By AJ Trager
MICHIGAN – Mark LaChey, chair of the LGBT&A Caucus, recently spoke about the positive change the caucus is making within the Democratic Party and Michigan. LaChey, an attorney from Saugatuck, has an extensive political background consisting of 14 years as a City Commissioner for Pleasant Ridge, work with Triangle (now Equality Michigan), continual volunteering, service as policy director in 2010 and work as a precinct delegate of the Oakland City Democratic Party. He took over the caucus in February 2013 after the previous chair decided not to run for re-election.
“It was exciting. I had stickers and things,” LaChey laughed. “I had a lot of people supporting taking the caucus to a greater role within the party.”
Within its mission statement, the caucus defines three things as its main focus: to provide Michigan’s LGBT community with a focused and enhanced voice in all aspects of the decision-making process of the Michigan Democratic Party (MDP), to increase the LGBT community’s participation in the electoral and party process at all levels (including the recruitment and election of openly LGBT and allied candidates) and to enrich and better the lives of the LGBT&A Michiganders, especially in terms of full legal activity.
The vision is to marshal LGBT people and Democrats within the Michigan community at large towards raising the caucus’ profile in the state party. This election, along with the work that the caucus and the Michigan LGBT community have both done, has paved the way for real change within Lansing.
“This is the first election cycle where I am unaware of a single Democratic candidate that isn’t openly pro-equality,” LaChey said. “We had candidates as recently as 2012 that would not come out and say they were in favor of marriage equality. And that was one of the key components (of this year) was to ensure that our candidates, just as they were pro-workers’ rights and women, they were also for LGBT equality. I am very confident we have accomplished that.”
The Michigan Democratic Party’s Nominating Convention was held in August, and the LGBT&A Caucus had a big role within the convention’s events. Lead policy makers like Sen. Debbie Stabenow, U.S. House Rep. Sandy Levin, Michigan Senate Minority Leader Gretchen Whitmer and Dave Coulter, the Mayor of Ferndale, came out to show their support for the LGBT community and spoke on how they will work towards assuring Michigan becomes an LGBT equality state, raising the profile of the LGBT community and the political agenda.
Michigan has two openly gay candidates in the upcoming November election.

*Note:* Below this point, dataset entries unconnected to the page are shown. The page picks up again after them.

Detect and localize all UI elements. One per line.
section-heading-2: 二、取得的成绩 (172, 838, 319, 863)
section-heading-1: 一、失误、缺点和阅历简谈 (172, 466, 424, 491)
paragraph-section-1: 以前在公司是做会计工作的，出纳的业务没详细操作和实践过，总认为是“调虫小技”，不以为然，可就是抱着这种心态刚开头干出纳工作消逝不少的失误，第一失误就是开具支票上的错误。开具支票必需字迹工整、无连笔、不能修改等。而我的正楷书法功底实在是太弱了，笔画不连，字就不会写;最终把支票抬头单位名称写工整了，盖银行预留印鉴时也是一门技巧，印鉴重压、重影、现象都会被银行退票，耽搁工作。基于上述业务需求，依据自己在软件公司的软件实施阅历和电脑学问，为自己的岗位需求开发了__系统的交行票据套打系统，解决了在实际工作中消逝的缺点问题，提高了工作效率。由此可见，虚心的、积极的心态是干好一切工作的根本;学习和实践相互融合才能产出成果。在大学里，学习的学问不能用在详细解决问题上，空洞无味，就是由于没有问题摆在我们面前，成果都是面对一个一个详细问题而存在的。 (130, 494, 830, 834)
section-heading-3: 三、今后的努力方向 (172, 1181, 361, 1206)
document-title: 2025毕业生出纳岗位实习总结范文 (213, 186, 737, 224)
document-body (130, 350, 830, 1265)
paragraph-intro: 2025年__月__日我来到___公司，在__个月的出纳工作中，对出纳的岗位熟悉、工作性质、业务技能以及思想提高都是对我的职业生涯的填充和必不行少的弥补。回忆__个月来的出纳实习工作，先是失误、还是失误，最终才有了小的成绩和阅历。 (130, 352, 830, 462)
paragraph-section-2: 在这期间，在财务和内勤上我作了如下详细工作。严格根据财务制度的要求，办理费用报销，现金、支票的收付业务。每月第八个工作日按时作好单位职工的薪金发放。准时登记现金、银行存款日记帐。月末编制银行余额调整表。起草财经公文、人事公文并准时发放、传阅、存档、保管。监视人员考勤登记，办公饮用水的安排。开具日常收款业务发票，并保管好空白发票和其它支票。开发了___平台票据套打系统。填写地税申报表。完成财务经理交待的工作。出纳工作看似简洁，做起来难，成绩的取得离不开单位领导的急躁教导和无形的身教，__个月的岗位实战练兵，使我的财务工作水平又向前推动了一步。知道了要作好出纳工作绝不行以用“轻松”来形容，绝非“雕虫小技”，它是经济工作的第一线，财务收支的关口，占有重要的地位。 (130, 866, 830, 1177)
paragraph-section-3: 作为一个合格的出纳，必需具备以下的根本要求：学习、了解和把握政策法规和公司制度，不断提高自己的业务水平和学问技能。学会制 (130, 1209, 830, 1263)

Jeremy Moss is running for State Rep. in the 35th District, including Southfield, Lathrup Village and parts of Southfield Township. Jon Hoadley is running for State Rep. in the 60th District, including Kalamazoo and parts of Kalamazoo Township. LaChey believes that they are nearly guaranteed to be elected.
“I want the caucus to become a force so that it is never again acceptable to use somebody’s LGBT status as a negative for candidacy. I heard rumors of that when candidates were being selected in primaries, or suggested not to run, there were some choices made and discussions had, on whether districts would be favorable for LGBT candidacy. We are working hard so that LGBTs are comfortable running in the state of Michigan, and (working for) the promotion of the trans community – the T in the LGBT, in the Democratic Party,” LaChey said.
Since LaChey took over as chair, the caucus has been working hard at collecting and maintaining a ready database pool of LGBT voters and those that care about politics. LaChey says the group started at ground zero.
“One of the requests that was thrown in the caucus was to go from membership building or supporting specific candidates and instead support the party and coordinate a campaign. I, as chair, sit at the highest level of the state apparatus and there are no other caucuses represented at the stakeholder table,” LaChey pressed.
He says that even though there there are women and African Americans at the stakeholder table, it is primarily the unions and the trial lawyers, plus elected officials, who hold the seats.
“We have helped our community at large. People take my phone calls now. But it’s not about me. I represent the LGBT community within the party. Raising the profile of the importance of the LGBT community is the greatest thing we’ve done.”
Although the caucus is part of the Democratic Party, Michiganders from any political party are encouraged to attend meetings and work towards making Michigan a pro-equality state; membership within the party is required for voting.
For Michigan residents who want to help LGBT people make a political mark this election season, LaChey suggests joining the LGBT&A Caucus Facebook page, spreading the word to friends and family members, going to a coordinated campaign office or midems.com and signing up to volunteer. LaChey also urges all to vote on Nov. 4 and donate to a pro-LGBT candidate.
“We need to grow our membership. Best way to do that is to be successful in November. I think people will take us more seriously,” LaChey says. “We met with State House Leadership following the primary (election) and looked at tea party candidates – narrowing it down to four anti-gay candidates that we need to beat out.”
“Making a dent,” he said, “is a positive thing.”